Writer: Grant Morrison
Pencils: Frank Quitely
Colour and Inks: Jamie Grant
Letters: Todd Klein
What's it about?
Three animals - a dog, cat and rabbit - are transformed into cyborgs by the United States army. They are taught to speak and trained to kill on covert military missions. There have been rumours in the past of the American military taming dolphins and using them as suicide bombers to attack enemy boats. Regardless of whether these stories are true or not, this book picks up from that idea and takes it several steps further.
The animals escape from their laboratory home and start searching for a distantly remembered home where they were once loved and cared for as pets. The military wish to recapture the animals and the conclusion to the story starts to unfold.
What's good about it?
It is simultaneously warming and horrifying. Grant Morrison is known for writing somewhat odd or unusual stories and his talents shine through here as he forces us to connect us with the animals' emotions and plight, as well as creating vivid human characters within the parameters of just a few short pages. He keeps the essential dogginess, or cattiness of each animal and gives us an insight into their thoughts and needs.
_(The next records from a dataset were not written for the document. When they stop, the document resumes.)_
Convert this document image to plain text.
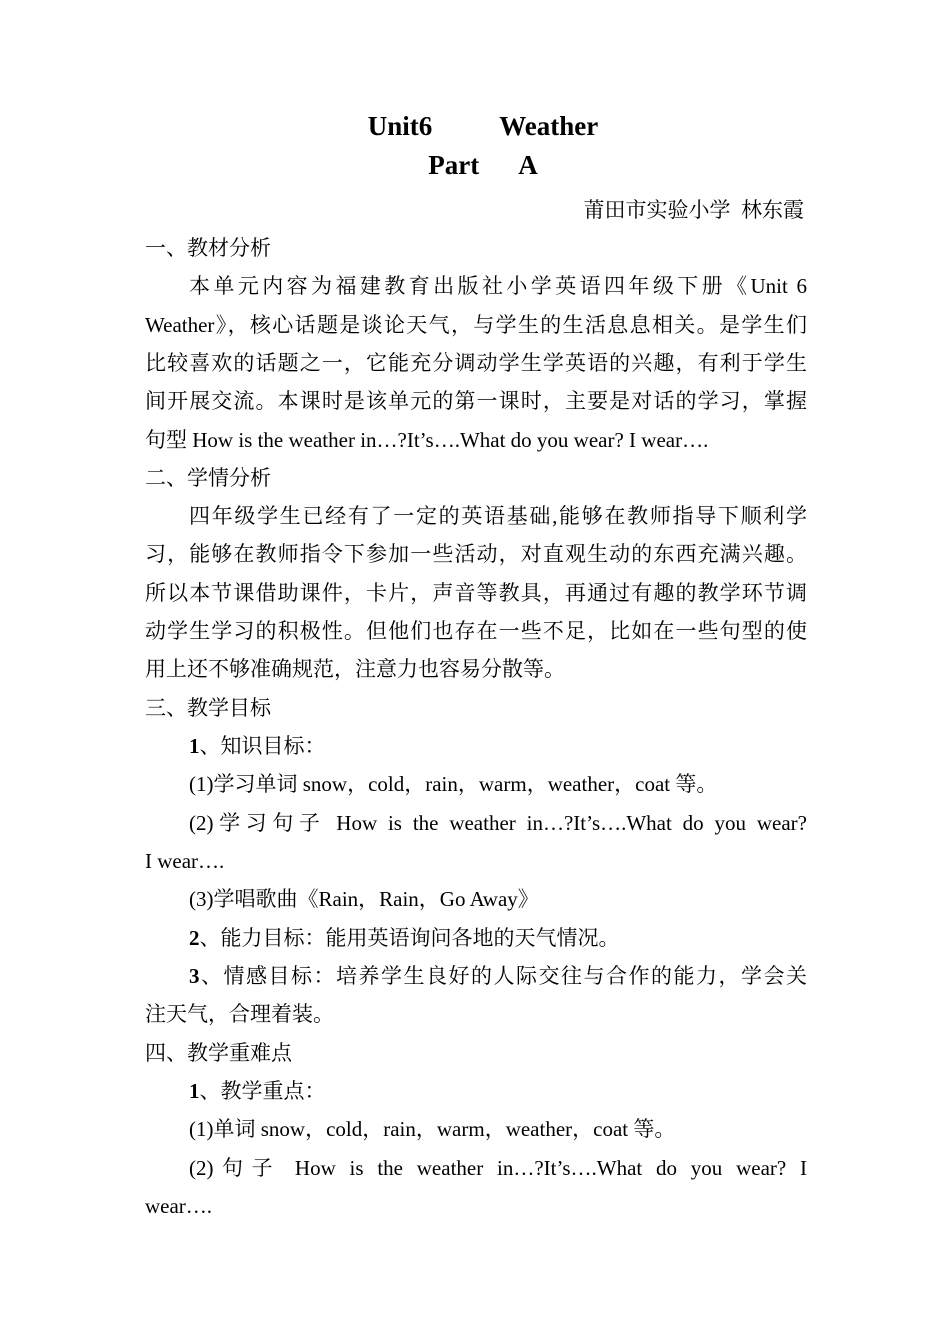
Unit6          Weather
Part      A
莆田市实验小学  林东霞
一、教材分析
本单元内容为福建教育出版社小学英语四年级下册《Unit 6
Weather》，核心话题是谈论天气，与学生的生活息息相关。是学生们
比较喜欢的话题之一，它能充分调动学生学英语的兴趣，有利于学生
间开展交流。本课时是该单元的第一课时，主要是对话的学习，掌握
句型 How is the weather in…?It’s….What do you wear? I wear….
二、学情分析
四年级学生已经有了一定的英语基础,能够在教师指导下顺利学
习，能够在教师指令下参加一些活动，对直观生动的东西充满兴趣。
所以本节课借助课件，卡片，声音等教具，再通过有趣的教学环节调
动学生学习的积极性。但他们也存在一些不足，比如在一些句型的使
用上还不够准确规范，注意力也容易分散等。
三、教学目标
1、知识目标：
(1)学习单词 snow，cold，rain，warm，weather，coat 等。
(2)学习句子 How is the weather in…?It’s….What do you wear?
I wear….
(3)学唱歌曲《Rain，Rain，Go Away》
2、能力目标：能用英语询问各地的天气情况。
3、情感目标：培养学生良好的人际交往与合作的能力，学会关
注天气，合理着装。
四、教学重难点
1、教学重点：
(1)单词 snow，cold，rain，warm，weather，coat 等。
(2)句子 How is the weather in…?It’s….What do you wear? I
wear….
Morrison uses cultural reference points such as nursery rhymes to reinforce the horror of the animal's treatment. He debates the ethics of such a project and creates feelings of both revulsion and sympathy in the reader towards the scientists involved in the development of this weapons project. It is a touching, and brutal story, at times frightening, which should serve as a warning to those who would abuse and experiment on animals.
What's bad about it?
It is very violent, so I wouldn't recommend reading it over breakfast. The violence is not gratuitous, rather it reflects the military situation that the animals are created for. It is immediate, explosive, bloody and horrible.
As with Pride of Baghdad, if you don't like animals being given human characteristics, you won't like this.
What's the art like?
The pencils are arresting, compassionate, unflinching and clear. The page layout is used to good effect to draw you into the story and is an example of more innovative styles within the industry. In an unusual move special mention should be made regarding the lettering, done by Todd Klein. His use of different styles for the people and cyborg animals really connects you to each character.